Question: Can you share examples of successful Seed raises in the last 3-6 months and any common variables?
Answer: It's hard out there. One founder we know recently went out for a large Series A before the market thought they were ready, had to scramble, and ended up with a Seed+ round. Another founder in a "sexy" space (one getting media attention) was able to do an uncapped note with a small discount ahead of their A, despite not being ready for an A round, purely because of market interest in their sector. Success factors are highly variable and company-specific.
Question: How should founders prepare for a fundraising round?
Answer: 1) Prepare your team - fundraising is a full-time job for the CEO. 2) Prepare your materials - have your data room, deck, FAQ document, pro forma, etc. ready before starting. 3) Build a large funnel of potential investors and approach some 2-3 months before raising for feedback. 4) Plan for many conversations (100+ for Pre-Seed, 200+ for Seed) concentrated in a 3-4 week period. Aim to run a tight process with deadlines (avoid raising in December or August). For Pre-Seed, focus your materials on market opportunity, customer demand, and team strength. Include a competitive landscape - investors will research competitors anyway. Financial models don't need to be perfect at Pre-Seed but become more important at Seed and Series A.
Question: What are the top 3 things that will get a company from pitch to diligence with investors?
Answer: Three main things: team, TAM (market size), and traction. It's about who you are, what you're building, how big it can be, who else is in the market, how you'll maintain defensibility against competitors, and who may already be buying your solution.
Question: How should a startup with a smaller market size but strong exit potential engage VCs when they don't match VC power law thinking?
Answer: Ask yourself what kind of business you want to build. If VCs are saying it's not venture-scale, you can either pivot to fit their model or build a profitable business with different capital sources. Companies that don't match the VC model shouldn't raise from VCs. Consider angels or family offices with different return expectations. Also consider whether your technology could be applied to broader markets beyond your initial niche.

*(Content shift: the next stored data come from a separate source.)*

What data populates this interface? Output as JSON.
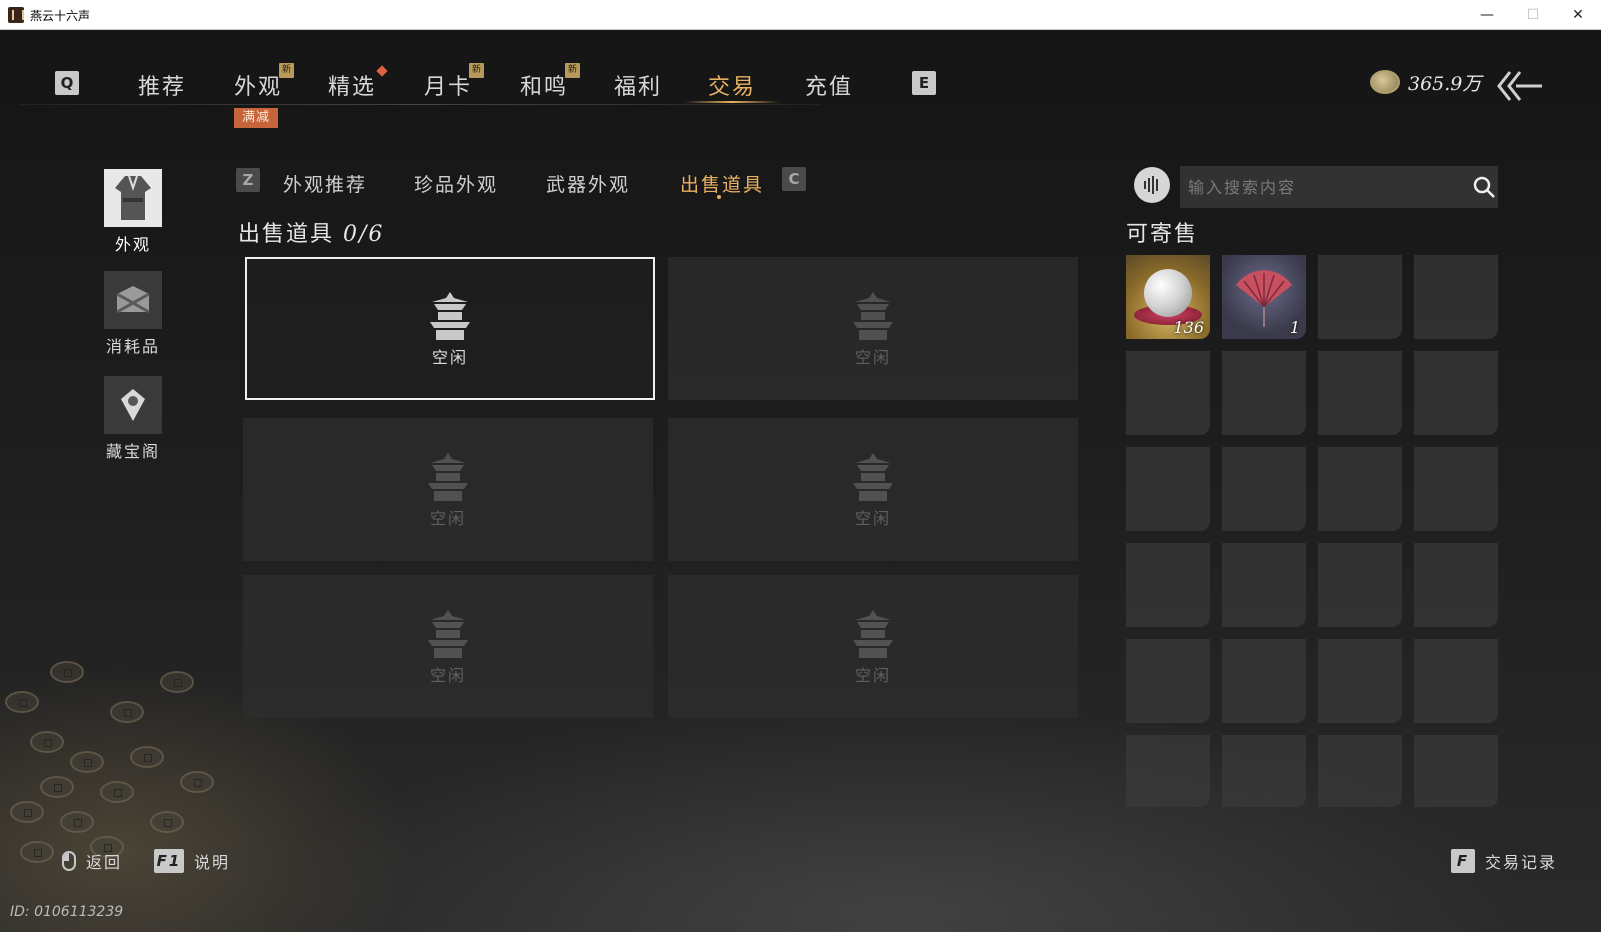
{
  "window": {
    "title": "燕云十六声",
    "min": "—",
    "max": "☐",
    "close": "✕"
  },
  "topnav": {
    "key_left": "Q",
    "key_right": "E",
    "tabs": [
      {
        "label": "推荐"
      },
      {
        "label": "外观",
        "badge": "新"
      },
      {
        "label": "精选"
      },
      {
        "label": "月卡",
        "badge": "新"
      },
      {
        "label": "和鸣",
        "badge": "新"
      },
      {
        "label": "福利"
      },
      {
        "label": "交易"
      },
      {
        "label": "充值"
      }
    ],
    "active_tab": "交易",
    "promo_tag": "满减",
    "currency": "365.9万"
  },
  "sidebar": {
    "items": [
      {
        "label": "外观"
      },
      {
        "label": "消耗品"
      },
      {
        "label": "藏宝阁"
      }
    ]
  },
  "subnav": {
    "key_left": "Z",
    "key_right": "C",
    "tabs": [
      {
        "label": "外观推荐"
      },
      {
        "label": "珍品外观"
      },
      {
        "label": "武器外观"
      },
      {
        "label": "出售道具"
      }
    ],
    "active_tab": "出售道具"
  },
  "sell": {
    "title": "出售道具",
    "count": "0/6",
    "slots": [
      {
        "label": "空闲"
      },
      {
        "label": "空闲"
      },
      {
        "label": "空闲"
      },
      {
        "label": "空闲"
      },
      {
        "label": "空闲"
      },
      {
        "label": "空闲"
      }
    ]
  },
  "search": {
    "placeholder": "输入搜索内容"
  },
  "inventory": {
    "title": "可寄售",
    "items": [
      {
        "name": "pearl",
        "qty": "136"
      },
      {
        "name": "fan",
        "qty": "1"
      }
    ]
  },
  "bottom": {
    "back_label": "返回",
    "help_key": "F1",
    "help_label": "说明",
    "record_key": "F",
    "record_label": "交易记录",
    "player_id": "ID: 0106113239"
  },
  "colors": {
    "accent": "#e8b060",
    "promo": "#c8643a",
    "badge": "#b79a5a"
  }
}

There are more wealthy people who've built non-venture-scale businesses than venture-backed ones.
Question: What are red flags to look out for with an investor during a first meeting?
Answer: Investors should respect founders' time, have explicit next steps, and focus on understanding the founder and business. If their first question is "who else is investing," they're likely a follower who won't write the first check. Other red flags can include: 1) Cagey answers about whether they have capital to deploy, 2) Showing up completely unprepared despite receiving materials in advance, and 3) Being invested in your competitors without disclosing this information.
Question: Is it a poor look if a founder is working part-time on the startup prior to raising a Seed round?
Answer: For Pre-Seed, it's understandable to have a job while de-risking your company. Ensure there are no IP conflicts with your day job. However, if you've already raised a Pre-Seed and are still working elsewhere, that's a huge red flag.
Question: Do you recommend avoiding co-leads at an early stage like Pre-Seed?
Answer: Pre-Seed rounds are usually "party rounds" with multiple investors and no clear lead. Having two leads that both want in is a great problem to have, but it's an edge case. There's no one way to build a round with co-leads; once you have interest from two or more parties to lead/co-lead, have an open conversation with both of them and figure out a path forward that doesn't create a headache for you down the line.